### wakaranai's blog

By wakaranai, history, 11 days ago,

Array length n <= 100

Array elements can be up to 1e9.

If the elements were ~ 2e5 it could be done by fixing the length of subsets and counting them individually with the mobius function. But I cant think of any way to optimize this approach to work for the given constraints.

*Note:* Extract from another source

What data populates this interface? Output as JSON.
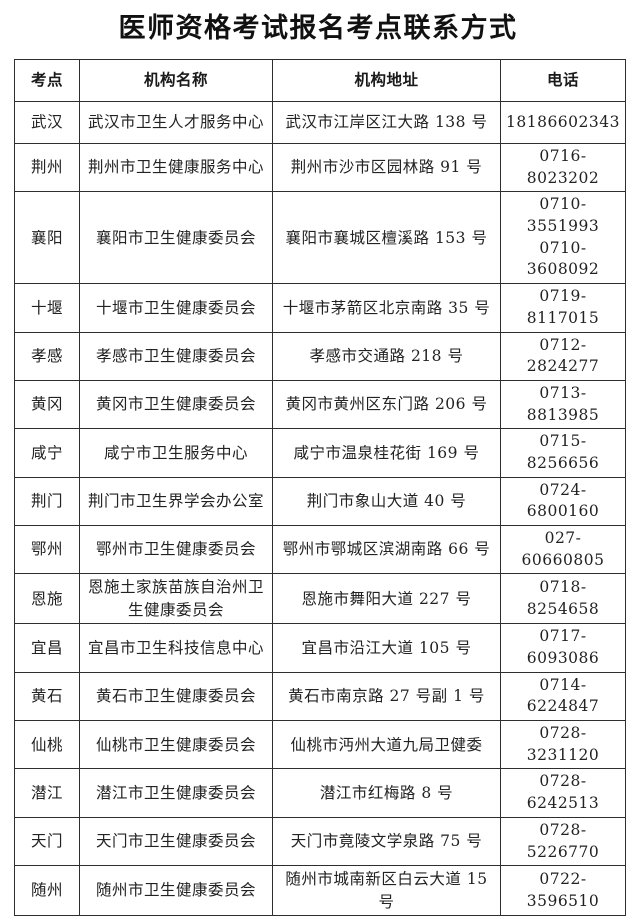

Does this problem require a completely different approach/technique?

• +11

 » 11 days ago, # | ← Rev. 2 →   +1 The possible GCDs of a subset must divide at least one of the array elements: considering only them should get AC.
 » 11 days ago, # |   +8 If the elements were ~ 2e5 it could be done by fixing the length of subsets and counting them individually with the mobius function. But I cant think of any way to optimize this approach to work for the given constraints.it's not morbin time :(
 » 11 days ago, # | ← Rev. 5 →   +8 Let the array be $A$. Let $M = max(A[1],A[2]...A[n])$. There are $O({z}^{1/3})$ divisors of $z$. Every $gcd$ has to be a divisor of some $A[i]$. So, there are $O(N*{M}^{1/3})$ different values possible for $gcd$. Let $dp[j]$ represent the number of subsets having $gcd = j$. If I'm at index $i$, update all the values of $dp[gcd(j,A[i])]$ via forward style DP. Iterate over $j$ from lower to higher value for correct order. (Take care of the case when $j=0$).$dp[gcd(j,A[i])] <= (dp[gcd(j,A[i])] + dp[j]) \,\, mod \,\, ({10}^{9}+7)$
•  » » 11 days ago, # ^ |   0 Thanks. I'll try that
•  » » » 11 days ago, # ^ | ← Rev. 2 →   +3 Note that you can still use the Mobius function (only over the values $j$) instead of DP.
•  » » » » 11 days ago, # ^ |   0 Yep, it passed with mobius. Thanks!